The team genuinely generated more shots, unblocked shots, and shots on net with Pavelec on the ice, but the shooting percentage with Pavelec cannot be expected to sustain for long periods of time. The team has created more offense but goals over exaggerate the true performance level improvement.
What about defense?
Goal rates have been increased by a factor of 10 for visual ease and also place goals in similar significant figure realm of shot metrics.
When we look at the defensive we see that things are not as stable. Pavelec still saw the team perform better in all shots and unblocked shots, but not with shots on net nor goals against.

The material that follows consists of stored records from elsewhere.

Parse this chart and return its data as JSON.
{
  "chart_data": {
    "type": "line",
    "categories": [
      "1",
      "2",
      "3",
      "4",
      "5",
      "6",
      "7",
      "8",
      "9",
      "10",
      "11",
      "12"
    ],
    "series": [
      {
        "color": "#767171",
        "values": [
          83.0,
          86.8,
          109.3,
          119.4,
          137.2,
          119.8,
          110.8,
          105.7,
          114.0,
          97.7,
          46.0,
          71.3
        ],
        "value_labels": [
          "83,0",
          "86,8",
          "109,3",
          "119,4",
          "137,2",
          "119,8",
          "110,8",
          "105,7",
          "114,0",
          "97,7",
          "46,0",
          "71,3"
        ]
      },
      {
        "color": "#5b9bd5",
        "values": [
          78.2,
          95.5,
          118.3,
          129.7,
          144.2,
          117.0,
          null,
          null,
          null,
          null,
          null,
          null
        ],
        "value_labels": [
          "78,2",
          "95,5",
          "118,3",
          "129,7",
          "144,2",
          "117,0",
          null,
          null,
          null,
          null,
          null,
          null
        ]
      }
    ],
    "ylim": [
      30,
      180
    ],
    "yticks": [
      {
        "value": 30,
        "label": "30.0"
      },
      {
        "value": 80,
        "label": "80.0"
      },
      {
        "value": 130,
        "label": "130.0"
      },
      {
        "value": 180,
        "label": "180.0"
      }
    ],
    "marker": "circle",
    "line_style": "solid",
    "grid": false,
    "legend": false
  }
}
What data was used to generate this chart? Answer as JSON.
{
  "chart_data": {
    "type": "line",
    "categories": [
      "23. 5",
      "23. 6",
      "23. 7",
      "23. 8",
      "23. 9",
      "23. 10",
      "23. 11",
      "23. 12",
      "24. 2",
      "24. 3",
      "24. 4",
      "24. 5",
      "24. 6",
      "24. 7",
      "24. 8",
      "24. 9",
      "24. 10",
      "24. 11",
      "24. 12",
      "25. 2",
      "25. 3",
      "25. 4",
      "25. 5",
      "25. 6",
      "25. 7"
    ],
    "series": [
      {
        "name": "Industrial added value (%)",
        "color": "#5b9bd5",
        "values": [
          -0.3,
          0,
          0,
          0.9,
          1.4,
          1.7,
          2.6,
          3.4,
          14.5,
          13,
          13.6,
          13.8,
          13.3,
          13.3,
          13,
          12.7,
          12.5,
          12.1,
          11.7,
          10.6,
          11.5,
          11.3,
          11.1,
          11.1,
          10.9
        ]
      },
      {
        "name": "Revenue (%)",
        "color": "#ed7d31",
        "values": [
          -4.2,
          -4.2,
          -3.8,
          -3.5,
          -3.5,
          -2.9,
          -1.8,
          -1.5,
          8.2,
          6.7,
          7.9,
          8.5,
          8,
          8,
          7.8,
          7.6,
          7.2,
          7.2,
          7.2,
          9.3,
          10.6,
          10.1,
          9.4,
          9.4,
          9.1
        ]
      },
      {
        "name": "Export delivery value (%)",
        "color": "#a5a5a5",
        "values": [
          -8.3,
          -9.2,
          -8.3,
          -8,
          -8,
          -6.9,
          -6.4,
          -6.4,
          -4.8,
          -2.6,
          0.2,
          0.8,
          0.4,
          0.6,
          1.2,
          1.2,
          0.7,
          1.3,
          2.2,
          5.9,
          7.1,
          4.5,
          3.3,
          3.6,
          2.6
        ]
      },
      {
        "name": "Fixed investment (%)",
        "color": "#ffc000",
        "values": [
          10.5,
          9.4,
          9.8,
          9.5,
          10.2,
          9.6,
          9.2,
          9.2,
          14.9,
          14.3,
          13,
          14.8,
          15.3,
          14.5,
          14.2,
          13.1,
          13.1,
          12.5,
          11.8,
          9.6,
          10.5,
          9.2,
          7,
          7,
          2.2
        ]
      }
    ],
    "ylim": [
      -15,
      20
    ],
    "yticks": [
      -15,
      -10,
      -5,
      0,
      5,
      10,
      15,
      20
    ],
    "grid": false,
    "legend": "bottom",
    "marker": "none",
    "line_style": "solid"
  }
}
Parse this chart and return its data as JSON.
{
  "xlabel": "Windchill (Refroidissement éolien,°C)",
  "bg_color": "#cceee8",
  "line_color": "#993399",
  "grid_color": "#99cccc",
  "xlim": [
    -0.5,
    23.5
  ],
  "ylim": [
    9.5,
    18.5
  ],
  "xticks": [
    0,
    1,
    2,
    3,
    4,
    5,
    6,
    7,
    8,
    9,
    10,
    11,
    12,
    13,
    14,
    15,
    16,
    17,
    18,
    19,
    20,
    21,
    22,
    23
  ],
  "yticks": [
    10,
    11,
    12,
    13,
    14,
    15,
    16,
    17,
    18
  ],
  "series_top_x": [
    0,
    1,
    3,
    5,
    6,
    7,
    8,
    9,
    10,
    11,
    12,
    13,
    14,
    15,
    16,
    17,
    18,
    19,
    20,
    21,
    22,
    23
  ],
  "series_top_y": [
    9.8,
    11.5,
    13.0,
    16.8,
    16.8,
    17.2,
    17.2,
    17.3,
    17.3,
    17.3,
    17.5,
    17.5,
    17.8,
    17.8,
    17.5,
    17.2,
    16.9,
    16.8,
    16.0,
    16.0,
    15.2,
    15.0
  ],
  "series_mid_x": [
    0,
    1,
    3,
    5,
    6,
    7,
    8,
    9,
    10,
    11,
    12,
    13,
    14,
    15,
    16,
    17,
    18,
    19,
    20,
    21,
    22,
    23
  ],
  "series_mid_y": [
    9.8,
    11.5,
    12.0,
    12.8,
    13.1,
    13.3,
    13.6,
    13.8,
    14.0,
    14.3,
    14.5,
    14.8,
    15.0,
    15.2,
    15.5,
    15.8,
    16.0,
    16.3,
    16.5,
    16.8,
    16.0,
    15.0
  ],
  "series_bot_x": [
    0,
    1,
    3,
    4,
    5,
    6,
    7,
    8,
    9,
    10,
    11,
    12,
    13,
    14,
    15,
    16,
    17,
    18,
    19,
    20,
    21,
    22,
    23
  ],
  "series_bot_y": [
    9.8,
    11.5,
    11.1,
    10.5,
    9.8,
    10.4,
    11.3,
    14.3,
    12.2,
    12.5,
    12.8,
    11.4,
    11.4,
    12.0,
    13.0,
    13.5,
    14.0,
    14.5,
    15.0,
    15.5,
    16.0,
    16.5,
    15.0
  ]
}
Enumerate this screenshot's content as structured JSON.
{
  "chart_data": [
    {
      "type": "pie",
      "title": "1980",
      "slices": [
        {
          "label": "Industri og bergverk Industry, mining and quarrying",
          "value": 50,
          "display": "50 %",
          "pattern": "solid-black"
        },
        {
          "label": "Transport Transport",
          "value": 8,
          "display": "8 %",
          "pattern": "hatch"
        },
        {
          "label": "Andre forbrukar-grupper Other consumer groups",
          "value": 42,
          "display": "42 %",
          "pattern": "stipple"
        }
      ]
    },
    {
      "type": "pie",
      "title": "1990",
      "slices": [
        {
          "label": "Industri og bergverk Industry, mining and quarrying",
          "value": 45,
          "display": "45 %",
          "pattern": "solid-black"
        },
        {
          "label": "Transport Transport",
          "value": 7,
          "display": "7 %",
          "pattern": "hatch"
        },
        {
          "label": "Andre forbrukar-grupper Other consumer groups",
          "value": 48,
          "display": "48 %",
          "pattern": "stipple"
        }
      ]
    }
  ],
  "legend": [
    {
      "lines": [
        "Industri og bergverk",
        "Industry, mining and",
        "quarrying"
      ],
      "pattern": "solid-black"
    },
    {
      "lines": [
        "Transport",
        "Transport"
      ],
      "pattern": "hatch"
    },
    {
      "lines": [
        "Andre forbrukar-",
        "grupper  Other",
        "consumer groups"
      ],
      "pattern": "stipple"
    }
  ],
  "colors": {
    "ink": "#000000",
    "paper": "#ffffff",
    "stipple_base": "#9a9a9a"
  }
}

What the numbers do not explain is why that may be. The team could be a bit more porous and not blocking shots they normally would. This could be a result of Pavelec’s poor rebound control often cited by experts. It could also be due to the rarely discussed but real ability for some goalies to force shooters to miss more often by covering more net. It also could just be small sample variance.
Of course, the truth is that variance plays a major role in all of these.
The team has done slightly better with Pavelec in net. How much is just luck, how much is confidence, and how much is just the ups and downs of hockey players being human is debatable.
I for one do not believe it to be confidence driven, however, since Pavelec both in career and this season has been no better than Hutchinson, and inferior to Hellebuyck.